American Vanguard Corporation
- Company type: Public company
- Traded as: NYSE: AVD
- Industry: Agrochemical
- Founded: 1967; 59 years ago
- Founders: Herbert A. Kraft and Glenn A. Wintemute
- Headquarters: Newport Beach, California, United States
- Area served: Worldwide
- Products: Agricultural chemicals including insecticides and fertilizers
- Number of employees: 845 (2023)
- Subsidiaries: AMVAC, AgNova, Agrinos, and AmGuard
- Website: www.american-vanguard.com

= American Vanguard Corporation =

Agrochemical manufacturer

American Vanguard Corporation, through its subsidiary AMVAC Chemical Corporation, is an American producer of agrochemicals and pesticide delivery systems.

The company was founded by Herbert A. Kraft and Glenn A. Wintemute, with the latter stepping down as president in 1994 and his son Eric Wintemute taking over as chairman and chief executive officer.

The company operates factories in Los Angeles and Axis, Alabama. American Vanguard trades on the New York Stock Exchange (NYSE) under the ticker symbol "AVD."

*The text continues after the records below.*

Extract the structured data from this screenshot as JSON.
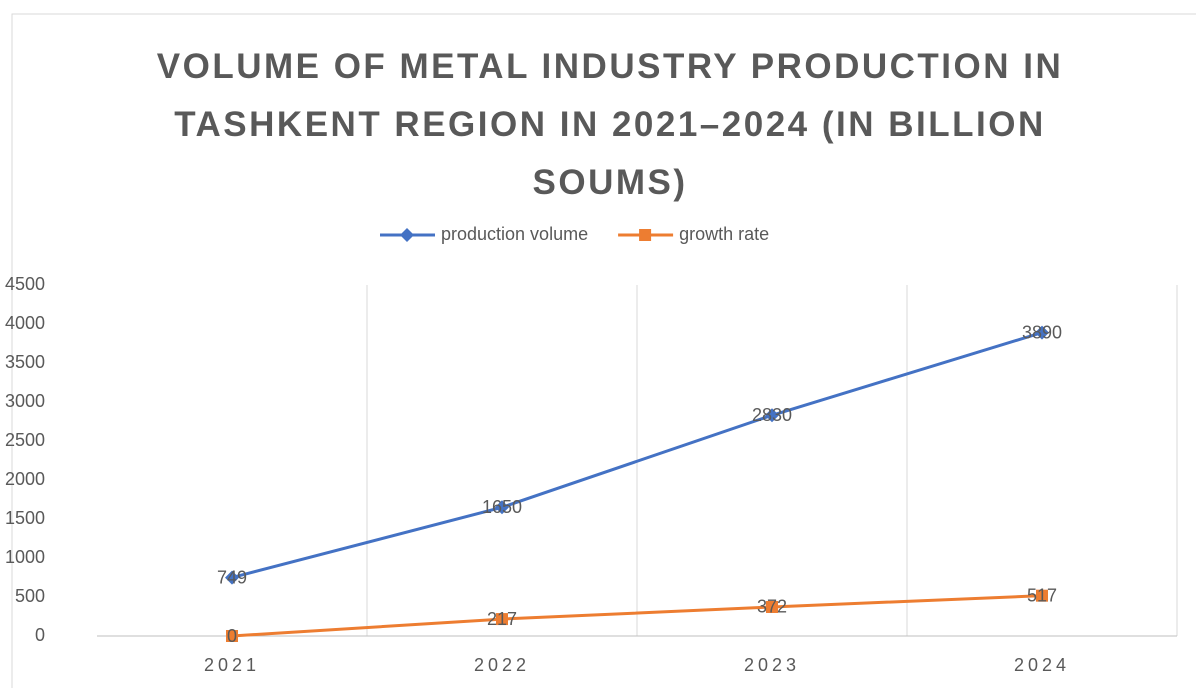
{
  "chart_data": {
    "type": "line",
    "title": "VOLUME OF METAL INDUSTRY PRODUCTION IN TASHKENT REGION IN 2021–2024 (IN BILLION SOUMS)",
    "categories": [
      "2021",
      "2022",
      "2023",
      "2024"
    ],
    "series": [
      {
        "name": "production volume",
        "color": "#4472c4",
        "marker": "diamond",
        "values": [
          749,
          1650,
          2830,
          3890
        ]
      },
      {
        "name": "growth rate",
        "color": "#ed7d31",
        "marker": "square",
        "values": [
          0,
          217,
          372,
          517
        ]
      }
    ],
    "ylim": [
      0,
      4500
    ],
    "yticks": [
      0,
      500,
      1000,
      1500,
      2000,
      2500,
      3000,
      3500,
      4000,
      4500
    ],
    "grid": true,
    "legend": "top",
    "data_labels": true
  }
}
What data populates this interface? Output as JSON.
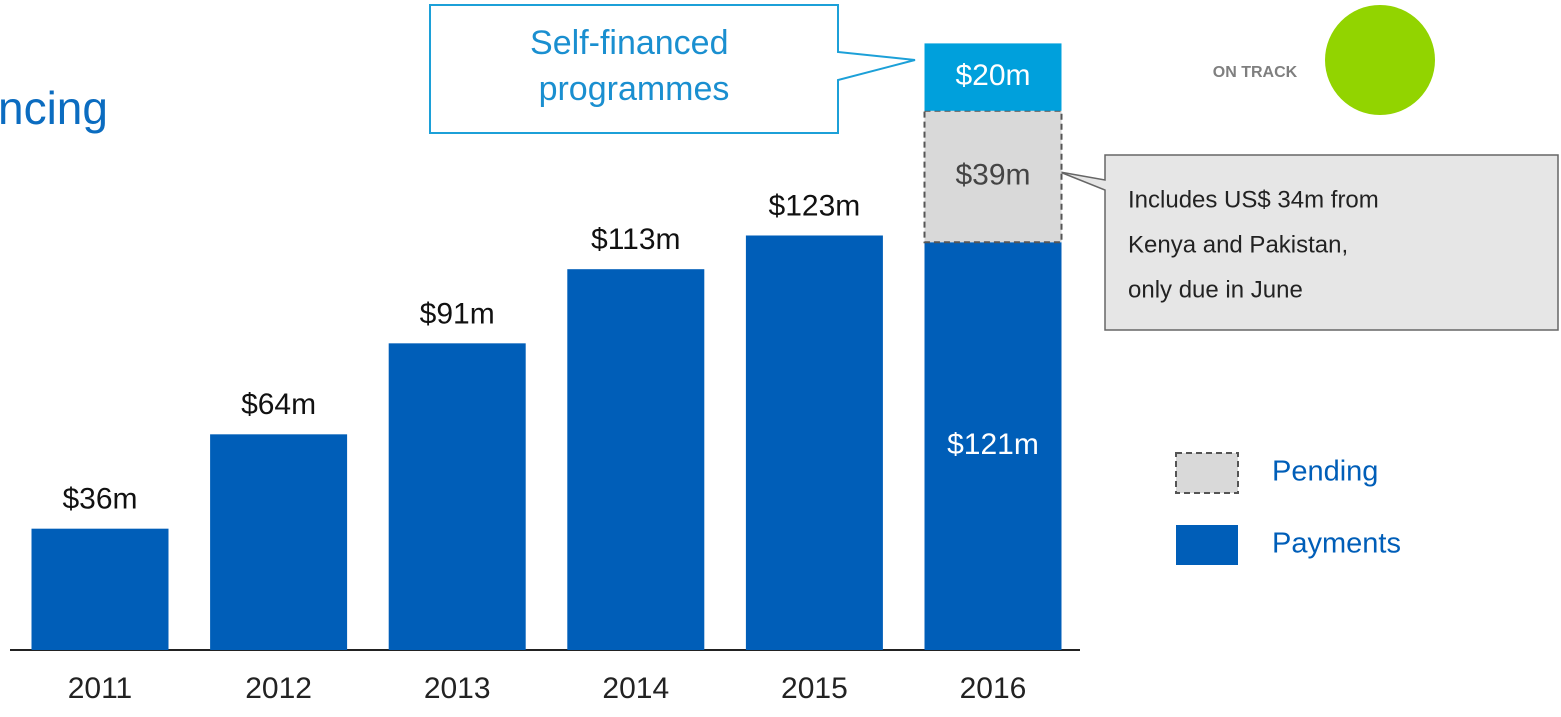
{
  "chart_data": {
    "type": "stacked_bar",
    "title": "ncing",
    "categories": [
      "2011",
      "2012",
      "2013",
      "2014",
      "2015",
      "2016"
    ],
    "series": [
      {
        "name": "Payments",
        "color": "#005eb8",
        "label_color": "#ffffff",
        "legend": true,
        "values": [
          36,
          64,
          91,
          113,
          123,
          121
        ],
        "value_labels": [
          "$36m",
          "$64m",
          "$91m",
          "$113m",
          "$123m",
          "$121m"
        ]
      },
      {
        "name": "Pending",
        "color": "#d9d9d9",
        "label_color": "#444444",
        "dashed": true,
        "legend": true,
        "values": [
          null,
          null,
          null,
          null,
          null,
          39
        ],
        "value_labels": [
          null,
          null,
          null,
          null,
          null,
          "$39m"
        ]
      },
      {
        "name": "Self-financed programmes",
        "color": "#00a0dc",
        "label_color": "#ffffff",
        "legend": false,
        "values": [
          null,
          null,
          null,
          null,
          null,
          20
        ],
        "value_labels": [
          null,
          null,
          null,
          null,
          null,
          "$20m"
        ]
      }
    ],
    "annotation": [
      "Includes US$ 34m from",
      "Kenya and Pakistan,",
      "only due in June"
    ],
    "status": {
      "label": "ON TRACK",
      "color": "#92d400"
    }
  }
}
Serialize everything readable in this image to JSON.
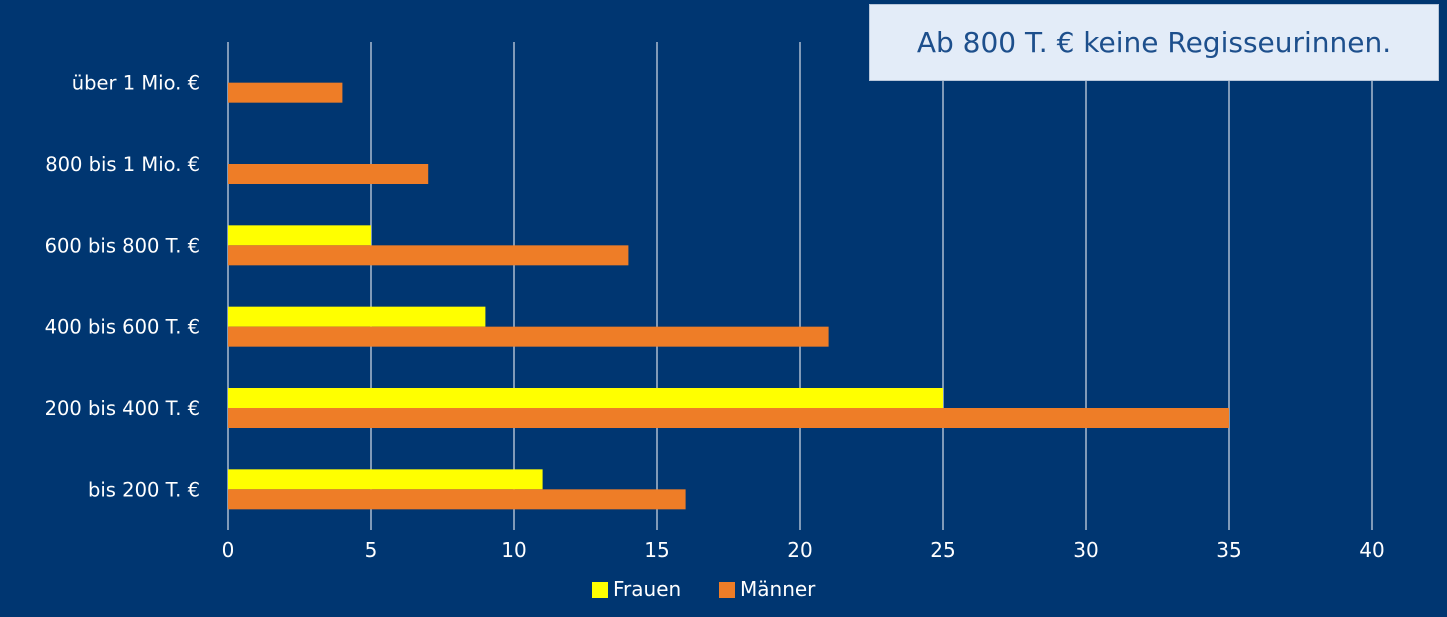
{
  "colors": {
    "background": "#003671",
    "frauen": "#ffff00",
    "maenner": "#ee7d27",
    "grid": "#ffffff"
  },
  "callout": "Ab 800 T. € keine Regisseurinnen.",
  "chart_data": {
    "type": "bar",
    "orientation": "horizontal",
    "categories": [
      "über 1 Mio. €",
      "800 bis 1 Mio. €",
      "600 bis 800 T. €",
      "400 bis 600 T. €",
      "200 bis 400 T. €",
      "bis 200 T. €"
    ],
    "series": [
      {
        "name": "Frauen",
        "values": [
          0,
          0,
          5,
          9,
          25,
          11
        ]
      },
      {
        "name": "Männer",
        "values": [
          4,
          7,
          14,
          21,
          35,
          16
        ]
      }
    ],
    "xlim": [
      0,
      40
    ],
    "xticks": [
      0,
      5,
      10,
      15,
      20,
      25,
      30,
      35,
      40
    ],
    "grid": "vertical",
    "legend": "bottom-center",
    "title": "",
    "xlabel": "",
    "ylabel": ""
  }
}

Products have included dichlorvos (DDVP), metam sodium, mevinphos, pentachloronitrobenzene (PCNB) and terbufos.

==History==
The company was founded in 1969 as a regional agrichemicals manufacturer in the United States. In 1971, it acquired Durham Chemical and formed the AMVAC subsidiary. In 1989 it acquired DuPont Phosdrin.

In 1991, over 19,000 gallons of metam sodium manufactured by Amvac Chemical Corporation spilled from a train derailment into Shasta Lake. AMVAC settled resulting lawsuits for $2 million while Southern Pacific Transportation Company paid $30 million in settlements.

In 2001, AMVAC began producing the herbicide DCPA (Dimethyl tetrachloroterephthalate, trade name Dacthal) for the American market.

In 2007, Amvac paid $300,000 in a pre-trial settlement with six workers who were exposed to dibromochloropropane (DBCP) on a Dole Food Company-operated banana plantation in the 1970s.

In 2017, the company acquired the US rights to abamectin, Chlorothalonil, and paraquat from ADAMA Agricultural Solutions.

In 2018, the company acquired the US and Canada Bromacil business from Bayer Crop Science.

In August 2024, the Environmental Protection Agency (EPA) issued an emergency order to immediately remove DCPA from the market.